Eliminating the Handbook for Campus Safety and Security Reporting does address complaints by colleges and universities that it required too much of administrators. But replacing the 265-page document with a 13-page addendum to another handbook, on administering financial aid, goes too far, said S. Daniel Carter, president of Safety Advisors for Educational Campuses. The consulting company advises institutions on the law’s requirement that federally funded institutions disseminate an annual security report to employees and students with statistics of campus crime.
“Instead of taking the time to correct the guidance, the department decided to throw the baby out with the bathwater,” said Carter, who published a blog post on the change.
The department announced it was rescinding the handbook two years ago, as part of U.S. Education Secretary Betsy Devos’s “commitment to reducing the regulatory burden on institutions,” according to a notice of the change.
The 265-page document had grown to include guidances that were not required by laws or regulations, the department said. Institutions, though, could still feel pressured to follow them for fear of being sanctioned.
The department referred also to a 2015 bipartisan Senate report on the regulation of higher education, which called the handbook “unnecessarily voluminous.”
Five years after the report, the department’s shorter addendum gives institutions more discretion to define such things as which campus administrators are required to report campus crime statistics to the department, and what area constitutes the campus in order to compile the data.

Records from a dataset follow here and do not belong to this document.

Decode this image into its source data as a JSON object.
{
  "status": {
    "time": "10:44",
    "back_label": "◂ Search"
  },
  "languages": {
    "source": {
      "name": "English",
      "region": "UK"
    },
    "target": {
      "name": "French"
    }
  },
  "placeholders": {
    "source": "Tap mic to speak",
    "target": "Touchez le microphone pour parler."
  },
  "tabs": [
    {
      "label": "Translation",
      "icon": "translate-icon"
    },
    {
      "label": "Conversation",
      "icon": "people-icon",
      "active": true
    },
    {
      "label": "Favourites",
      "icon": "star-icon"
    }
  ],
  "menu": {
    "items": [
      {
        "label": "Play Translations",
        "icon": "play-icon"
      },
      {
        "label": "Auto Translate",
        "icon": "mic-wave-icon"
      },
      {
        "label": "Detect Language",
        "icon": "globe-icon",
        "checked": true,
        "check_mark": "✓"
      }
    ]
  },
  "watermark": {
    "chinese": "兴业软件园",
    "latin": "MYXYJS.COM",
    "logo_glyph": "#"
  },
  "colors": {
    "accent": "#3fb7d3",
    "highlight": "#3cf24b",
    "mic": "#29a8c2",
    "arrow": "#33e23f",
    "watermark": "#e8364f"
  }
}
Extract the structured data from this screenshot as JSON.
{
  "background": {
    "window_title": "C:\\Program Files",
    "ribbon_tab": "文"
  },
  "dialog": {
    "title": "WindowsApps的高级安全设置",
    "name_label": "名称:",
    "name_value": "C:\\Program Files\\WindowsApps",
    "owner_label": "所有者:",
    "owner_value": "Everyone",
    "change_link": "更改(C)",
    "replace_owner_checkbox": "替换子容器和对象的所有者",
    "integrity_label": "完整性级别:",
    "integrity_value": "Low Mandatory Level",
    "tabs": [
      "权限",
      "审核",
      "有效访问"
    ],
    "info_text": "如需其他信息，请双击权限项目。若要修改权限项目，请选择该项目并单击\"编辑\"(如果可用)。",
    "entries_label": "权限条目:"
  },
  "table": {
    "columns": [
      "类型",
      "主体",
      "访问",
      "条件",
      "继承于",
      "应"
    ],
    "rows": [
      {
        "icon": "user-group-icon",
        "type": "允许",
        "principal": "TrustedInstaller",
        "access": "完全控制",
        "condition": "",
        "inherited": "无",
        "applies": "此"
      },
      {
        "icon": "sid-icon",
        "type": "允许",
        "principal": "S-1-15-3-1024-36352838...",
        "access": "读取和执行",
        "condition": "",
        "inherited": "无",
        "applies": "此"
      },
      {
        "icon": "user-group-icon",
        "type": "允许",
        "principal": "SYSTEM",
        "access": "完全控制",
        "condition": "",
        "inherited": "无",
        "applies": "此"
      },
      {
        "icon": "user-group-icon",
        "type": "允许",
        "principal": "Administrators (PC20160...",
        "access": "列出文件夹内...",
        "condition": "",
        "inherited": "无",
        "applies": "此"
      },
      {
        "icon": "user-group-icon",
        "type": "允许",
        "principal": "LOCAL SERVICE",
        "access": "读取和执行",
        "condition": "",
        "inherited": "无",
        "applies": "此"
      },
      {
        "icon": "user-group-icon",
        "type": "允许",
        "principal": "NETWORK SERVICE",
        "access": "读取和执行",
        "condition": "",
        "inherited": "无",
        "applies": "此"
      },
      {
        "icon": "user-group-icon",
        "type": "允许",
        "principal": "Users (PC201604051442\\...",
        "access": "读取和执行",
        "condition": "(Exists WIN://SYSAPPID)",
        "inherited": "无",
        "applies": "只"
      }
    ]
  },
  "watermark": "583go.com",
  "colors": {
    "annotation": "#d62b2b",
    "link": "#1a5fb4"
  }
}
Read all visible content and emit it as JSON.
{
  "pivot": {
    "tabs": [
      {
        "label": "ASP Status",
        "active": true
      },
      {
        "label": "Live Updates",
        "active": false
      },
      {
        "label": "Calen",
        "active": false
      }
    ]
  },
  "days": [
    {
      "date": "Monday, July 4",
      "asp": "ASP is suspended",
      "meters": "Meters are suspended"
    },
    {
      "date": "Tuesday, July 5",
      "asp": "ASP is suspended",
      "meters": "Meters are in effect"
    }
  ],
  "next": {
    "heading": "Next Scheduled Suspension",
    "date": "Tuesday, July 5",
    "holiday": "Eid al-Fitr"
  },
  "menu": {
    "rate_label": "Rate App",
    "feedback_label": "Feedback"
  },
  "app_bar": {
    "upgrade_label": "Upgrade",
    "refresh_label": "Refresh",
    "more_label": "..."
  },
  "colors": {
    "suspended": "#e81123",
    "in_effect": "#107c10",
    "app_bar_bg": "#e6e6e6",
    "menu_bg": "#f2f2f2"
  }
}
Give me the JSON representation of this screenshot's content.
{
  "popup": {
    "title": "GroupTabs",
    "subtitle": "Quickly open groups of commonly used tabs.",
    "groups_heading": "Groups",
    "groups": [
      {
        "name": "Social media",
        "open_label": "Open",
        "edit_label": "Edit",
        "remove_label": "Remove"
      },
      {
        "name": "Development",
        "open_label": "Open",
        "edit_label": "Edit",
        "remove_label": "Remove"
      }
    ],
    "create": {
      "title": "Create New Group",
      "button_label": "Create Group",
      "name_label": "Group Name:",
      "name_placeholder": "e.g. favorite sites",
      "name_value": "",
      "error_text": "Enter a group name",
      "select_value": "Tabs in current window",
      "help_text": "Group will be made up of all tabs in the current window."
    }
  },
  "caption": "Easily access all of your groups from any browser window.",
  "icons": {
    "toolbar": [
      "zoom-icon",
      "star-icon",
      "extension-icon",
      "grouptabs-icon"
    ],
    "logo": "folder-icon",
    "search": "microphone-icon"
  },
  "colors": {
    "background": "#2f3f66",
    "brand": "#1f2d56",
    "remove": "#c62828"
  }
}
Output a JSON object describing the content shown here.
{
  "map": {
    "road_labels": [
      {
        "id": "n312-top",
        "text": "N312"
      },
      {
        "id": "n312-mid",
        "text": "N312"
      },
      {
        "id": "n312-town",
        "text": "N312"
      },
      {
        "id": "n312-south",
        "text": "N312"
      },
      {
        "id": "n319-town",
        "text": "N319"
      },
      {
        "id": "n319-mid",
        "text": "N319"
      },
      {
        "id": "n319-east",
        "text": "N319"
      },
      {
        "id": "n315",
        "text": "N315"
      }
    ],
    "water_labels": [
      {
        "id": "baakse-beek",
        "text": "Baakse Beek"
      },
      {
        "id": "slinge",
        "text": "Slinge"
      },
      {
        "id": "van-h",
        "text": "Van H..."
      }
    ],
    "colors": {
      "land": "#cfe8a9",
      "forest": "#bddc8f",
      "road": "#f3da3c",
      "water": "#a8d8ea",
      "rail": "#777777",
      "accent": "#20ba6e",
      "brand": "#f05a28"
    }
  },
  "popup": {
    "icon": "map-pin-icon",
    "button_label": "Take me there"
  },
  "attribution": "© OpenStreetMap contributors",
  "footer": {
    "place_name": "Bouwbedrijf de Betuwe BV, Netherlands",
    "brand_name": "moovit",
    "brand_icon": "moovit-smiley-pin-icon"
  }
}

“Our goal was to provide guidance to institutions that would enable them to focus on maintaining a safe and secure environment, rather than spending time and resources generating reports that few students or parents consult, and that could overwhelm them with excessive data that obscures the most important and helpful parts of these reports,” the department’s announcement said.
The move eliminates some reporting guidances that have frustrated institutions, Carter said, including giving the impression that faculty advisers to student groups have to file campus crime statistics.
The handbook had also said colleges’ Clery reports had to include the crime statistics of hotels if a student stayed there for two or more nights on college-sponsored trips.
“Those two alone were taking up a significant amount of time for people collecting information for the Clery Act,” he said.
The change was also welcomed by Terry Hartle, the American Council on Education’s senior vice president for government relations. The handbook, which over the years has become a compilation of answers the department has given to colleges’ questions, has grown beyond the original intent of the law, he said. Colleges have had to get crime statistics from foreign cities where their students are studying abroad and the cities where their teams have traveled to play, he said.
But, on the other hand, Carter worried that giving institutions more discretion to define terms would mean they would have to come up with the definitions with little guidance from the department, and without assurances the department will not object.
He and Abigail Boyer, associate executive director of the Clery Center, which also advises colleges on the reporting requirement, said also the handbook had described in plain terms what administrators are supposed to do.
“No guidance is perfect — we have, in fact, advocated for certain changes to the Handbook to address areas of overcomplication or confusion for institutions,” said a blog post by the Clery Center, which was founded by the parents of Jeanne Clery, a Lehigh University freshman who was raped and murdered in 1986, and for whom the law is named.
“However,” the post said, “we do not anticipate that there will be fewer questions with the rescission of this guidance altogether. The department just has one less resource available to help answer these persistent questions.”
In addition, Carter and Boyer said, they worry the data collected from colleges will reduce the quality of the data collected under the law because institutions will be using different definitions.
With Election Day approaching, it’s possible a Biden administration could bring the handbook back in a few months if he is elected. But Carter and Boyer said they were unsure what Biden would do.
“I think this is a little too far below his radar,” Carter said.